An electronic control unit 70 is connected via signal cables to the first temperature transducer 42, to the second temperature transducer 44 to the variable speed drive 11 and to the variable speed drive 37. The electronic control unit is configured to adapt the speed of the LNG feed pump 10, and/or the speed of the second medium pump 32 in response to the temperature signals from the two pressure transducers 42, 44 and in order to maintain the desired temperature of the cooling medium leaving the gas refrigerator 40. The electronic control unit 70 can also be configured to control the temperature of the second medium between the second heat exchanger 50 and the LNG vaporizer 30.

Thus, the energy in the form of both coldness in the LNG and chemical energy in the LNG is transferred in the form of cooling to a cooling system through an evaporator and a gas refrigerator. The purpose of the absorption or adsorption process other than to translate large amounts of energy bound in the gas, is to prevent methane and other gas emissions to the atmosphere.

As mentioned above, the "gas" refrigerator 40 can be of the adsorption type or of the absorption type. The gas refrigerator 40 will hereafter be described in greater detail .

Fig. 3 is a diagrammatic representation of an absorption type gas driven refrigerator 40. The refrigerator 40 comprises a generator where the heat from burning the natural gas (eventually supplied by other sources such as surplus steam) is applied and evaporates a separated part of the process liquid into vapor. The remainder liquid part flows to the absorber. The vapor enters a condenser, e.g. cooled with sea water, where the vapor separated part from the generator is condensed. The liquid is transported from the condenser to the evaporator by pressure differences. In the evaporator, where an under pressure is established, the external circuit is cooled as the condensed liquid boils to vapor prior to entering the absorber. In the absorber the vapor from the evaporator is absorbed by the remainder liquid part from the generator stage. The liquid is transported from the absorber to the generator by means of a pump. The process liquid is a solution of a refrigerant and an absorber with properties suitable for the thermodynamical process.
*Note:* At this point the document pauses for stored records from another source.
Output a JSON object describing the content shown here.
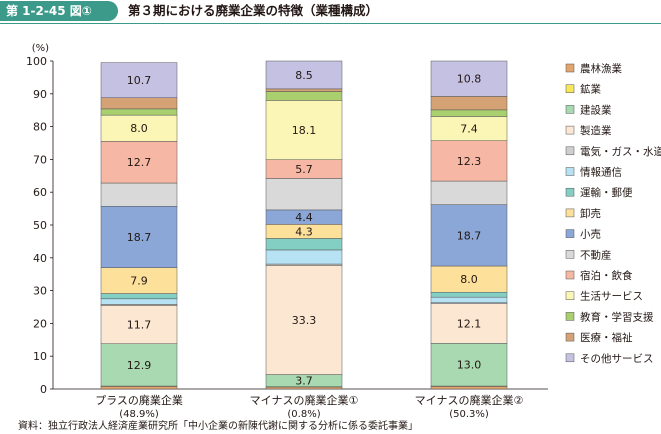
{
  "header": {
    "figure_label": "第 1-2-45 図①",
    "title": "第３期における廃業企業の特徴（業種構成）"
  },
  "source": "資料：独立行政法人経済産業研究所「中小企業の新陳代謝に関する分析に係る委託事業」",
  "colors": {
    "accent": "#3c9a8b",
    "農林漁業": "#e3a56c",
    "鉱業": "#f6e65a",
    "建設業": "#a8d9b0",
    "製造業": "#fce7d2",
    "電気・ガス・水道": "#cfcfcf",
    "情報通信": "#b6e2f4",
    "運輸・郵便": "#84cfc4",
    "卸売": "#fde09a",
    "小売": "#8ba7d7",
    "不動産": "#d9d9d9",
    "宿泊・飲食": "#f6b7a4",
    "生活サービス": "#fbf6b5",
    "教育・学習支援": "#a9cf6e",
    "医療・福祉": "#d4a274",
    "その他サービス": "#c5c1e3"
  },
  "chart_data": {
    "type": "bar",
    "stacked": true,
    "ylabel": "(%)",
    "ylim": [
      0,
      100
    ],
    "yticks": [
      0,
      10,
      20,
      30,
      40,
      50,
      60,
      70,
      80,
      90,
      100
    ],
    "categories": [
      {
        "name": "プラスの廃業企業",
        "share": "(48.9%)"
      },
      {
        "name": "マイナスの廃業企業①",
        "share": "(0.8%)"
      },
      {
        "name": "マイナスの廃業企業②",
        "share": "(50.3%)"
      }
    ],
    "legend_position": "right",
    "series": [
      {
        "name": "農林漁業",
        "values": [
          0.8,
          0.6,
          0.8
        ],
        "labels": [
          "",
          "",
          ""
        ]
      },
      {
        "name": "鉱業",
        "values": [
          0.1,
          0.1,
          0.1
        ],
        "labels": [
          "",
          "",
          ""
        ]
      },
      {
        "name": "建設業",
        "values": [
          12.9,
          3.7,
          13.0
        ],
        "labels": [
          "12.9",
          "3.7",
          "13.0"
        ]
      },
      {
        "name": "製造業",
        "values": [
          11.7,
          33.3,
          12.1
        ],
        "labels": [
          "11.7",
          "33.3",
          "12.1"
        ]
      },
      {
        "name": "電気・ガス・水道",
        "values": [
          0.3,
          0.4,
          0.3
        ],
        "labels": [
          "",
          "",
          ""
        ]
      },
      {
        "name": "情報通信",
        "values": [
          1.7,
          4.3,
          1.7
        ],
        "labels": [
          "",
          "",
          ""
        ]
      },
      {
        "name": "運輸・郵便",
        "values": [
          1.6,
          3.5,
          1.5
        ],
        "labels": [
          "",
          "",
          ""
        ]
      },
      {
        "name": "卸売",
        "values": [
          7.9,
          4.3,
          8.0
        ],
        "labels": [
          "7.9",
          "4.3",
          "8.0"
        ]
      },
      {
        "name": "小売",
        "values": [
          18.7,
          4.4,
          18.7
        ],
        "labels": [
          "18.7",
          "4.4",
          "18.7"
        ]
      },
      {
        "name": "不動産",
        "values": [
          7.1,
          9.6,
          7.2
        ],
        "labels": [
          "",
          "",
          ""
        ]
      },
      {
        "name": "宿泊・飲食",
        "values": [
          12.7,
          5.7,
          12.3
        ],
        "labels": [
          "12.7",
          "5.7",
          "12.3"
        ]
      },
      {
        "name": "生活サービス",
        "values": [
          8.0,
          18.1,
          7.4
        ],
        "labels": [
          "8.0",
          "18.1",
          "7.4"
        ]
      },
      {
        "name": "教育・学習支援",
        "values": [
          1.9,
          2.7,
          2.0
        ],
        "labels": [
          "",
          "",
          ""
        ]
      },
      {
        "name": "医療・福祉",
        "values": [
          3.4,
          0.8,
          4.1
        ],
        "labels": [
          "",
          "",
          ""
        ]
      },
      {
        "name": "その他サービス",
        "values": [
          10.7,
          8.5,
          10.8
        ],
        "labels": [
          "10.7",
          "8.5",
          "10.8"
        ]
      }
    ]
  }
}
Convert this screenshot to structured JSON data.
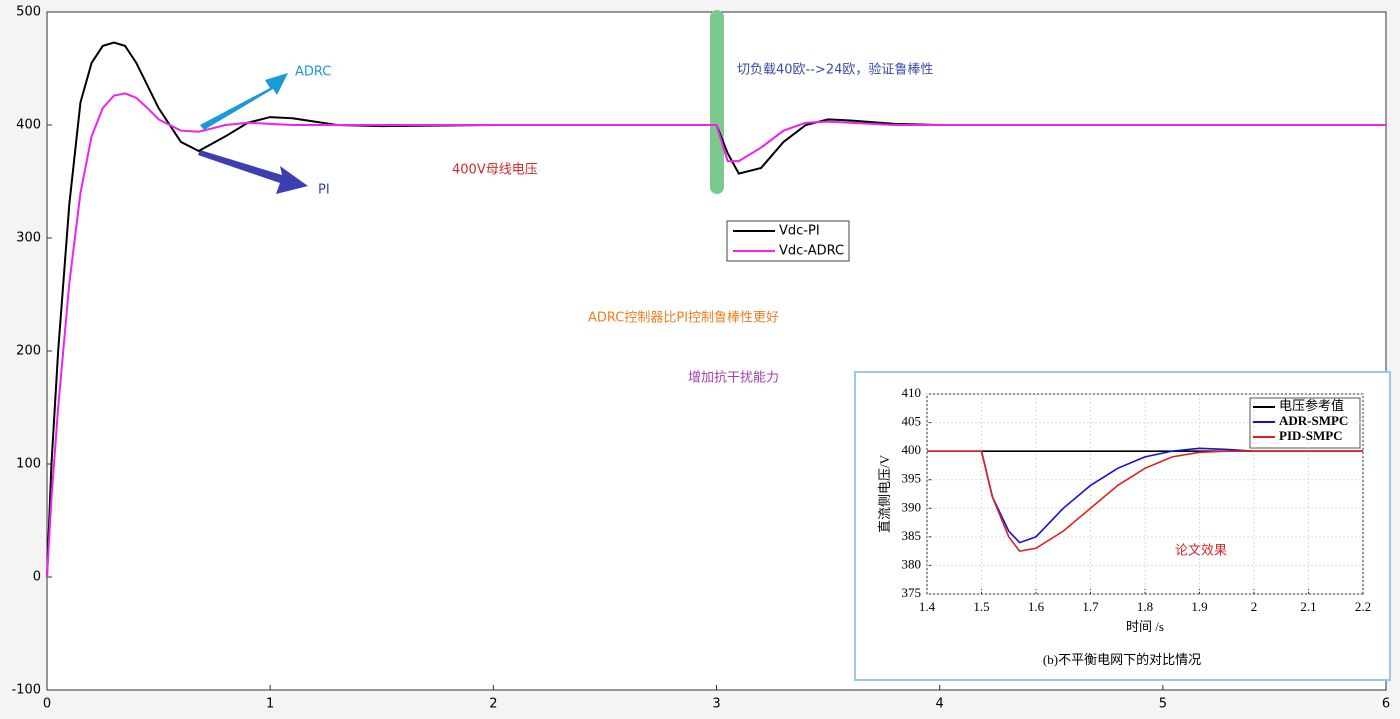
{
  "chart_data": [
    {
      "type": "line",
      "x": [
        0,
        0.02,
        0.05,
        0.1,
        0.15,
        0.2,
        0.25,
        0.3,
        0.35,
        0.4,
        0.45,
        0.5,
        0.6,
        0.68,
        0.8,
        0.9,
        1.0,
        1.1,
        1.2,
        1.3,
        1.5,
        2,
        2.5,
        3,
        3.05,
        3.1,
        3.2,
        3.3,
        3.4,
        3.5,
        3.6,
        3.8,
        4,
        5,
        6
      ],
      "series": [
        {
          "name": "Vdc-PI",
          "color": "#000000",
          "values": [
            0,
            100,
            200,
            330,
            420,
            455,
            470,
            473,
            470,
            455,
            435,
            415,
            385,
            377,
            390,
            402,
            407,
            406,
            403,
            400,
            399,
            400,
            400,
            400,
            375,
            357,
            362,
            385,
            400,
            405,
            404,
            401,
            400,
            400,
            400
          ]
        },
        {
          "name": "Vdc-ADRC",
          "color": "#ee22ee",
          "values": [
            0,
            70,
            150,
            260,
            340,
            390,
            415,
            426,
            428,
            424,
            415,
            405,
            395,
            394,
            400,
            402,
            401,
            400,
            400,
            400,
            400,
            400,
            400,
            400,
            368,
            368,
            380,
            395,
            402,
            403,
            402,
            400,
            400,
            400,
            400
          ]
        }
      ],
      "xlim": [
        0,
        6
      ],
      "ylim": [
        -100,
        500
      ],
      "xticks": [
        0,
        1,
        2,
        3,
        4,
        5,
        6
      ],
      "yticks": [
        -100,
        0,
        100,
        200,
        300,
        400,
        500
      ],
      "annotations": [
        "ADRC",
        "PI",
        "400V母线电压",
        "切负载40欧-->24欧，验证鲁棒性",
        "ADRC控制器比PI控制鲁棒性更好",
        "增加抗干扰能力"
      ]
    },
    {
      "type": "line",
      "x": [
        1.4,
        1.5,
        1.52,
        1.55,
        1.57,
        1.6,
        1.65,
        1.7,
        1.75,
        1.8,
        1.85,
        1.9,
        1.95,
        2,
        2.1,
        2.2
      ],
      "series": [
        {
          "name": "电压参考值",
          "color": "#000000",
          "values": [
            null,
            400,
            400,
            400,
            400,
            400,
            400,
            400,
            400,
            400,
            400,
            400,
            400,
            400,
            400,
            400
          ]
        },
        {
          "name": "ADR-SMPC",
          "color": "#1010dd",
          "values": [
            400,
            400,
            392,
            386,
            384,
            385,
            390,
            394,
            397,
            399,
            400,
            400.5,
            400.3,
            400,
            400,
            400
          ]
        },
        {
          "name": "PID-SMPC",
          "color": "#e02020",
          "values": [
            400,
            400,
            392,
            385,
            382.5,
            383,
            386,
            390,
            394,
            397,
            399,
            399.8,
            400,
            400,
            400,
            400
          ]
        }
      ],
      "xlim": [
        1.4,
        2.2
      ],
      "ylim": [
        375,
        410
      ],
      "xticks": [
        1.4,
        1.5,
        1.6,
        1.7,
        1.8,
        1.9,
        2,
        2.1,
        2.2
      ],
      "yticks": [
        375,
        380,
        385,
        390,
        395,
        400,
        405,
        410
      ],
      "xlabel": "时间 /s",
      "ylabel": "直流侧电压/V",
      "caption": "(b)不平衡电网下的对比情况",
      "annotations": [
        "论文效果"
      ]
    }
  ]
}
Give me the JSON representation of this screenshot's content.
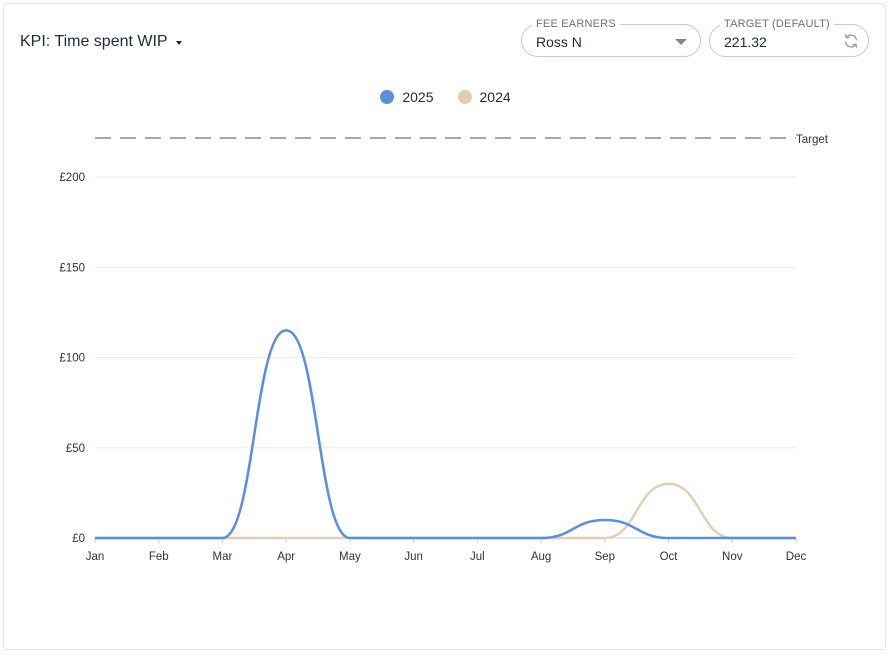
{
  "header": {
    "kpi_prefix": "KPI:",
    "kpi_title": "Time spent WIP"
  },
  "filters": {
    "fee_earners_label": "FEE EARNERS",
    "fee_earners_value": "Ross N",
    "target_label": "TARGET (DEFAULT)",
    "target_value": "221.32"
  },
  "chart_data": {
    "type": "line",
    "title": "",
    "xlabel": "",
    "ylabel": "",
    "categories": [
      "Jan",
      "Feb",
      "Mar",
      "Apr",
      "May",
      "Jun",
      "Jul",
      "Aug",
      "Sep",
      "Oct",
      "Nov",
      "Dec"
    ],
    "ylim": [
      0,
      200
    ],
    "yticks": [
      0,
      50,
      100,
      150,
      200
    ],
    "ytick_labels": [
      "£0",
      "£50",
      "£100",
      "£150",
      "£200"
    ],
    "grid": true,
    "legend_position": "top-center",
    "series": [
      {
        "name": "2025",
        "color": "#5b8fdc",
        "values": [
          0,
          0,
          0,
          115,
          0,
          0,
          0,
          0,
          10,
          0,
          0,
          0
        ]
      },
      {
        "name": "2024",
        "color": "#e0d0b2",
        "values": [
          0,
          0,
          0,
          0,
          0,
          0,
          0,
          0,
          0,
          30,
          0,
          0
        ]
      }
    ],
    "target": {
      "label": "Target",
      "value": 221.32,
      "color": "#a8a8a8"
    }
  }
}
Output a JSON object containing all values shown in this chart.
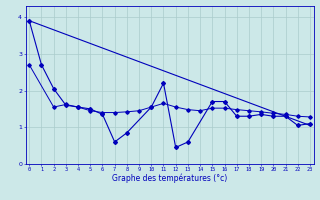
{
  "xlabel": "Graphe des températures (°c)",
  "background_color": "#cce8e8",
  "grid_color": "#aacccc",
  "line_color": "#0000bb",
  "x_ticks": [
    0,
    1,
    2,
    3,
    4,
    5,
    6,
    7,
    8,
    9,
    10,
    11,
    12,
    13,
    14,
    15,
    16,
    17,
    18,
    19,
    20,
    21,
    22,
    23
  ],
  "ylim": [
    0,
    4.3
  ],
  "xlim": [
    -0.3,
    23.3
  ],
  "trend_x": [
    0,
    23
  ],
  "trend_y": [
    3.9,
    1.05
  ],
  "mid_x": [
    0,
    2,
    3,
    4,
    5,
    6,
    7,
    8,
    9,
    10,
    11,
    12,
    13,
    14,
    15,
    16,
    17,
    18,
    19,
    20,
    21,
    22,
    23
  ],
  "mid_y": [
    2.7,
    1.55,
    1.62,
    1.55,
    1.45,
    1.4,
    1.4,
    1.42,
    1.45,
    1.55,
    1.65,
    1.55,
    1.48,
    1.45,
    1.52,
    1.52,
    1.48,
    1.45,
    1.42,
    1.38,
    1.35,
    1.3,
    1.28
  ],
  "jagged_x": [
    0,
    1,
    2,
    3,
    4,
    5,
    6,
    7,
    8,
    10,
    11,
    12,
    13,
    15,
    16,
    17,
    18,
    19,
    20,
    21,
    22,
    23
  ],
  "jagged_y": [
    3.9,
    2.7,
    2.05,
    1.6,
    1.55,
    1.5,
    1.35,
    0.6,
    0.85,
    1.55,
    2.2,
    0.45,
    0.6,
    1.7,
    1.7,
    1.3,
    1.3,
    1.35,
    1.3,
    1.3,
    1.05,
    1.1
  ]
}
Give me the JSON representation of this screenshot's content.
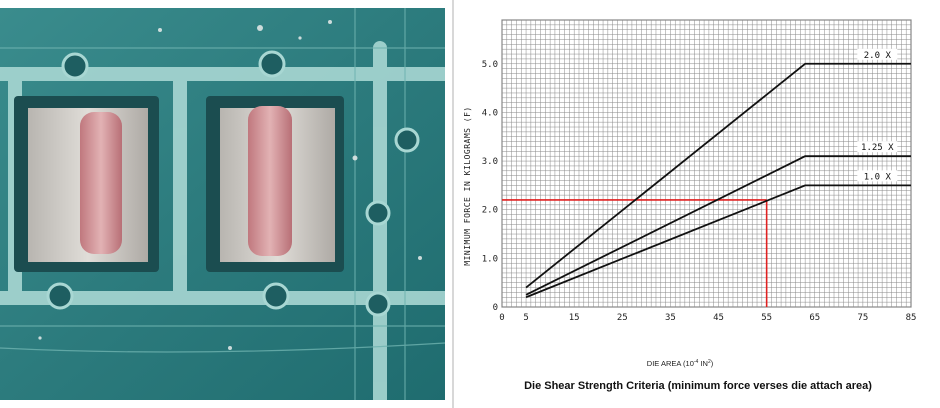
{
  "photo": {
    "colors": {
      "board": "#2f7f80",
      "trace": "#a9d6d2",
      "pad_dark": "#1b4d50",
      "die": "#c7c4c1",
      "die_core": "#c58a8c"
    }
  },
  "chart_data": {
    "type": "line",
    "title": "Die Shear Strength Criteria (minimum force verses die attach area)",
    "xlabel_main": "DIE AREA (10",
    "xlabel_sup1": "-4",
    "xlabel_mid": " IN",
    "xlabel_sup2": "2",
    "xlabel_end": ")",
    "ylabel": "MINIMUM FORCE IN KILOGRAMS (F)",
    "xlim": [
      0,
      85
    ],
    "ylim": [
      0,
      5.9
    ],
    "x_ticks": [
      "0",
      "5",
      "15",
      "25",
      "35",
      "45",
      "55",
      "65",
      "75",
      "85"
    ],
    "x_tick_values": [
      0,
      5,
      15,
      25,
      35,
      45,
      55,
      65,
      75,
      85
    ],
    "y_ticks": [
      "0",
      "1.0",
      "2.0",
      "3.0",
      "4.0",
      "5.0"
    ],
    "y_tick_values": [
      0,
      1,
      2,
      3,
      4,
      5
    ],
    "grid": true,
    "series": [
      {
        "name": "2.0 X",
        "points": [
          [
            5,
            0.4
          ],
          [
            63,
            5.0
          ],
          [
            85,
            5.0
          ]
        ]
      },
      {
        "name": "1.25 X",
        "points": [
          [
            5,
            0.25
          ],
          [
            63,
            3.1
          ],
          [
            85,
            3.1
          ]
        ]
      },
      {
        "name": "1.0 X",
        "points": [
          [
            5,
            0.2
          ],
          [
            63,
            2.5
          ],
          [
            85,
            2.5
          ]
        ]
      }
    ],
    "reference": {
      "x": 55,
      "y": 2.2,
      "color": "#e02020"
    },
    "line_color": "#111111",
    "grid_color": "#8a8a8a"
  }
}
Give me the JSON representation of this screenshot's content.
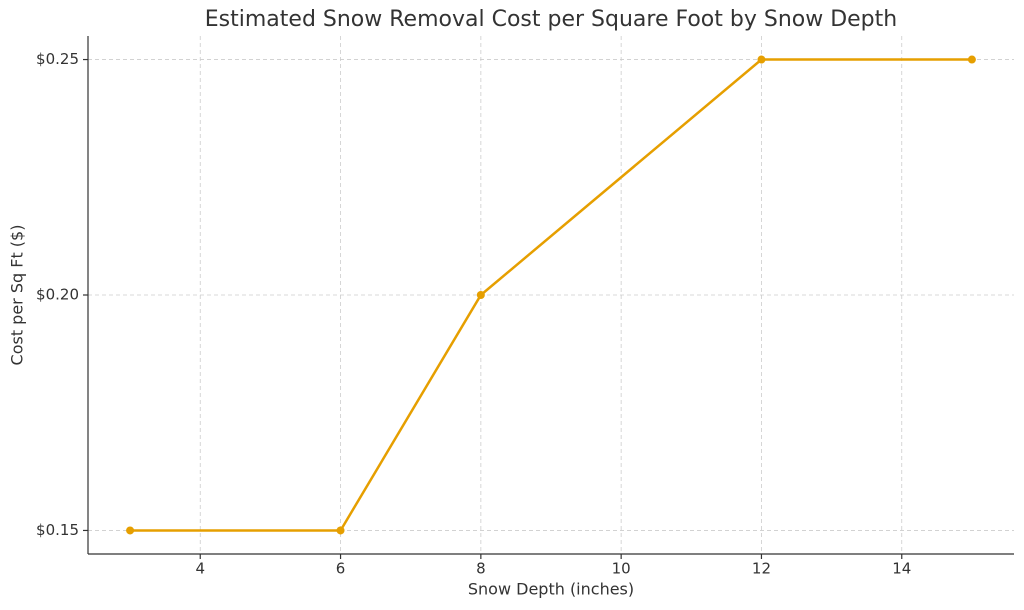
{
  "chart_data": {
    "type": "line",
    "title": "Estimated Snow Removal Cost per Square Foot by Snow Depth",
    "x_label": "Snow Depth (inches)",
    "y_label": "Cost per Sq Ft ($)",
    "x": [
      3,
      6,
      8,
      12,
      15
    ],
    "series": [
      {
        "name": "Cost per Sq Ft",
        "color": "#e69f00",
        "values": [
          0.15,
          0.15,
          0.2,
          0.25,
          0.25
        ]
      }
    ],
    "xlim": [
      2.4,
      15.6
    ],
    "ylim": [
      0.145,
      0.255
    ],
    "xticks": [
      4,
      6,
      8,
      10,
      12,
      14
    ],
    "yticks": [
      {
        "value": 0.15,
        "label": "$0.15"
      },
      {
        "value": 0.2,
        "label": "$0.20"
      },
      {
        "value": 0.25,
        "label": "$0.25"
      }
    ],
    "grid": true
  }
}
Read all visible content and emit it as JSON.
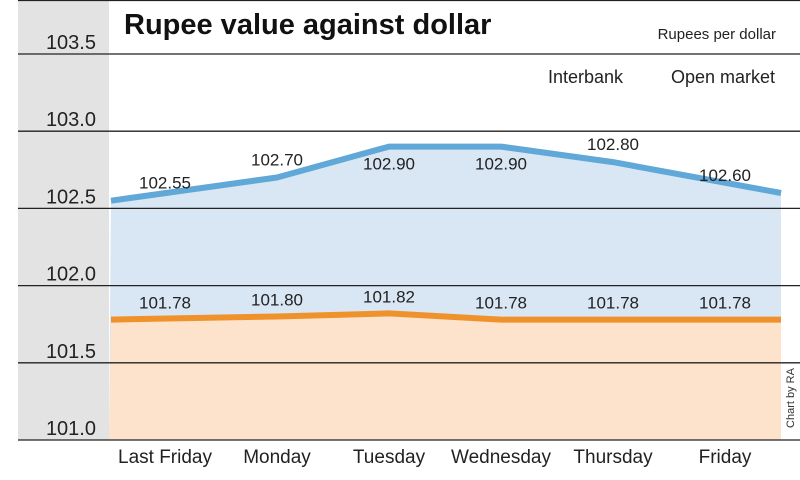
{
  "chart_data": {
    "type": "area",
    "title": "Rupee value against dollar",
    "subtitle": "Rupees per dollar",
    "credit": "Chart by RA",
    "categories": [
      "Last Friday",
      "Monday",
      "Tuesday",
      "Wednesday",
      "Thursday",
      "Friday"
    ],
    "y_ticks": [
      "103.5",
      "103.0",
      "102.5",
      "102.0",
      "101.5",
      "101.0"
    ],
    "ylim": [
      101.0,
      103.5
    ],
    "grid": true,
    "legend_placement": "top-right",
    "series": [
      {
        "name": "Interbank",
        "values": [
          101.78,
          101.8,
          101.82,
          101.78,
          101.78,
          101.78
        ],
        "labels": [
          "101.78",
          "101.80",
          "101.82",
          "101.78",
          "101.78",
          "101.78"
        ],
        "line_color": "#f0922b",
        "fill_color": "#fde3cc"
      },
      {
        "name": "Open market",
        "values": [
          102.55,
          102.7,
          102.9,
          102.9,
          102.8,
          102.6
        ],
        "labels": [
          "102.55",
          "102.70",
          "102.90",
          "102.90",
          "102.80",
          "102.60"
        ],
        "line_color": "#5fa8d8",
        "fill_color": "#d9e6f4"
      }
    ]
  }
}
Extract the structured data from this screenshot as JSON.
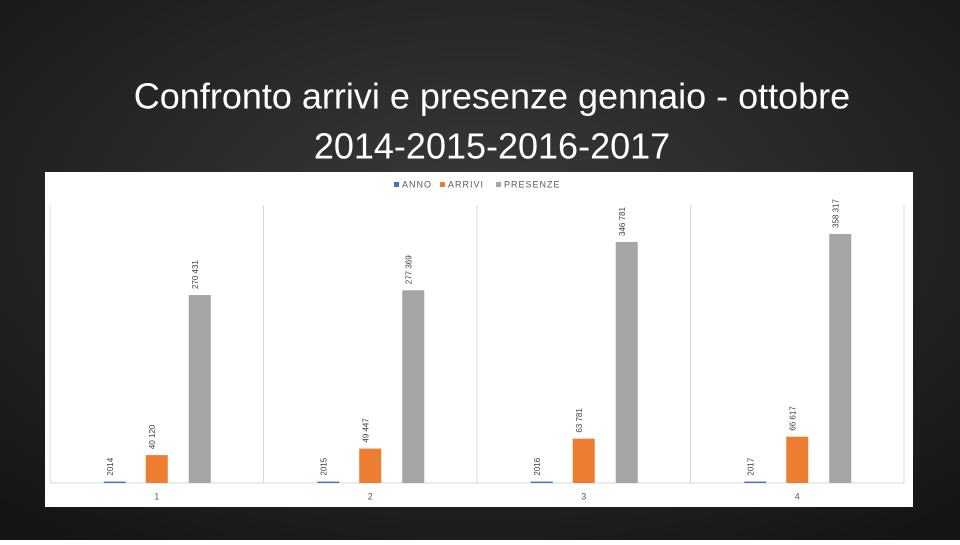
{
  "chart_data": {
    "type": "bar",
    "title": [
      "Confronto arrivi e presenze gennaio - ottobre",
      "2014-2015-2016-2017"
    ],
    "categories": [
      "1",
      "2",
      "3",
      "4"
    ],
    "series": [
      {
        "name": "ANNO",
        "color": "#4472c4",
        "values": [
          2014,
          2015,
          2016,
          2017
        ]
      },
      {
        "name": "ARRIVI",
        "color": "#ed7d31",
        "values": [
          40120,
          49447,
          63781,
          66617
        ],
        "value_labels": [
          "40 120",
          "49 447",
          "63 781",
          "66 617"
        ]
      },
      {
        "name": "PRESENZE",
        "color": "#a5a5a5",
        "values": [
          270431,
          277369,
          346781,
          358317
        ],
        "value_labels": [
          "270 431",
          "277 369",
          "346 781",
          "358 317"
        ]
      }
    ],
    "ylim": [
      0,
      400000
    ],
    "grid": true
  }
}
Fig. 4 is a diagrammatic representation of an adsorption type gas driven refrigerator. The adsorption type refrigerator uses solid sorption materials. The system comprises of a number of adsorbers, as often 2, filled with a material that adsorbs water, a condenser, and an evaporator. More than one adsorber is needed to maintain continuously cooling. One of the adsorbents, which has adsorbed a refrigerant liquid, is dried out by applying heat and vapor is generated which flows to the condenser, which is e.g. cooled with sea water, where it is condensed while heat is transferred. The heat input stops to this particular adsorbent when the absorber is dried out.

The condensed liquid is continuously transferred to the evaporator where it evaporates at low pressure when in contact with the cooling liquid coil. The dried adsorbent aspires the vapor and accumulates it. Due to the evaporation cooling is generated. Water is expected to be the refrigerant liquid and the solid sorption material to be silica gel or alternative material. The driving force for refrigerant circulation is vapor pressure differentials created by a mechanical or thermal device and gravity.

The invention has been described in conjunction with various embodiments herein. However, other variations to the disclosed embodiments can be understood and effected by those skilled in the art in practicing the claimed invention, from a study of the drawings, the disclosure, and the appended claims. In the claims, the word "comprising" does not exclude other elements or steps, and the indefinite article "a" or "an" does not exclude a plurality. A single processor or other control unit may fulfil the functions of several items recited in the claims. The mere fact that certain measures are recited in mutually different dependent claims does not indicate that a combination of these measured cannot be used to advantage. The reference signs used in the claims shall not be construed as limiting the scope.